E. Utilice mascarilla en los entornos de riesgo o aglomeraciones. El uso de una mascarilla clínica es una medida de higiene para limitar la propagación de determinadas enfermedades respiratorias, aunque no proporciona por si sola suficiente protección. Utilice la mascarilla cuando se presuma que existe una persona posiblemente infectada o en presencia de los síntomas, tanto en los hogares, como en los espacios públicos cerrados y abarrotados, y en general en posibles las aglomeraciones, y también si usted está enferma(o). 

Recuerde. Si usa una mascarilla ésta debe cubrir correctamente boca y nariz, no se debe tocar mientras se lleve puesta y es fundamental utilizarla y desecharla correctamente3

F. En caso de presentar alguno de los sintomas reconocidos como fiebre, tos y dificultad para respirar, cansancio o agotamiento exagerado, solicite atención médica a tiempo. Indique al personal de salud si ha estado en contacto cercano con alguien que tiene estos sintomas o en una zona en donde hay casos confirmados. 

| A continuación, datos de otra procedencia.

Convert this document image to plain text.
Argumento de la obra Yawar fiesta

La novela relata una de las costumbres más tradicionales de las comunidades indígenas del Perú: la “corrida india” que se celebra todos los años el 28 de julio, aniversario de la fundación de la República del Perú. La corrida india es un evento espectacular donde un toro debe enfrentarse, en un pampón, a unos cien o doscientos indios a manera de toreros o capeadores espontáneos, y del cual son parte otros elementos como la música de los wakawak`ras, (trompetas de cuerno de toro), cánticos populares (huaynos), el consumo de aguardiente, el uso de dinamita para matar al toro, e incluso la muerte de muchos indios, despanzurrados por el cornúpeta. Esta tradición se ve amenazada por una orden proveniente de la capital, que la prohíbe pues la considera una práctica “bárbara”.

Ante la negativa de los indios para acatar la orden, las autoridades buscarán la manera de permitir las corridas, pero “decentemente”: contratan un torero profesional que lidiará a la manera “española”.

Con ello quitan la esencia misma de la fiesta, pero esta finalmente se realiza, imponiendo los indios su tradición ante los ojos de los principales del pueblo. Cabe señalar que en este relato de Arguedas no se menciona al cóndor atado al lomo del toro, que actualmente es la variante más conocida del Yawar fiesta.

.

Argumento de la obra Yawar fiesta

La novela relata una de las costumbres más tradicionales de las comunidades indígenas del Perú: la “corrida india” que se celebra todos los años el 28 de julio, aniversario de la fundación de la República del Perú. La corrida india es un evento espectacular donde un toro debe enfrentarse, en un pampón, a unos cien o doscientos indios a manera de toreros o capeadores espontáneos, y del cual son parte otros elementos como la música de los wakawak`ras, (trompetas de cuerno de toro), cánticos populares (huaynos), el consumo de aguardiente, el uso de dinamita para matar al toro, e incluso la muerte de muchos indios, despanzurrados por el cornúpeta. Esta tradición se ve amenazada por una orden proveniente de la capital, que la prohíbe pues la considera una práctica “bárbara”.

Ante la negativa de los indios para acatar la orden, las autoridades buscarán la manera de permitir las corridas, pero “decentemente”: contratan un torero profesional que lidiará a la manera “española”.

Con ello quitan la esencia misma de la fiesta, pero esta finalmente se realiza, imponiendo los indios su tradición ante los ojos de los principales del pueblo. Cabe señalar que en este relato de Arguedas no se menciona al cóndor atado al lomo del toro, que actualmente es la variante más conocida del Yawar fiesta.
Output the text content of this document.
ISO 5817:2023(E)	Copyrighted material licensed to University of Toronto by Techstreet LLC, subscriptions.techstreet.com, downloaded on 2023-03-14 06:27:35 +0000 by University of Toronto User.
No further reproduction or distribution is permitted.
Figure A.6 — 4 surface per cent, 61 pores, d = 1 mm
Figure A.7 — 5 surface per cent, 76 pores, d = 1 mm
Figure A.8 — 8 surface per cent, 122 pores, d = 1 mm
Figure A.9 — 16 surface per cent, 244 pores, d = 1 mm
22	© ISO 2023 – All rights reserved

G. Fortalecimiento de la familia extensa. Articular un mecanismo de coordinación y liderazgo de las familias u hogares, en orden a tener una caracterización de sus integrantes (género, edad, etc) y sus necesidades. Será central que cada familia tenga una estrategia de monitoreo de sus integrantes y una ruta de comunicación y acción para comunicarse dentro y entre las familias y entre estas con las organizaciones, representanciones comunitarias o autoridades etnicoterritoriales según sea el caso, al igual que con las institucionales del estado pertinentes (locales o nacionales), incluidas las sanitarias, sobre cualquier necesidad de atención o respuesta.  

H. Manténgase informada(o) y siga las recomendaciones de las autoridades y de los profesionales sanitarios. Las autoridades y profesional sanitario disponen al público de la información más actualizada y adoptan las medidas necesarias para protegerse a sí mismo y a los demás ante el COVID-19, al igual que de las zonas en donde se está propagando y para atender a las y los posibles afectados.  

Tenga en cuenta… 

En el siguiente enlace podrá acceder a las normas y lineamientos que el Gobierno de Colombia y otras instituciones del Estado han dispuesto para responder a la pandemia del COVID-19 

http://www.regiones.gov.co/Inicio/COVID-19.html

NO OLVIDE… Cuidese y cuide a su comunidad y familia…  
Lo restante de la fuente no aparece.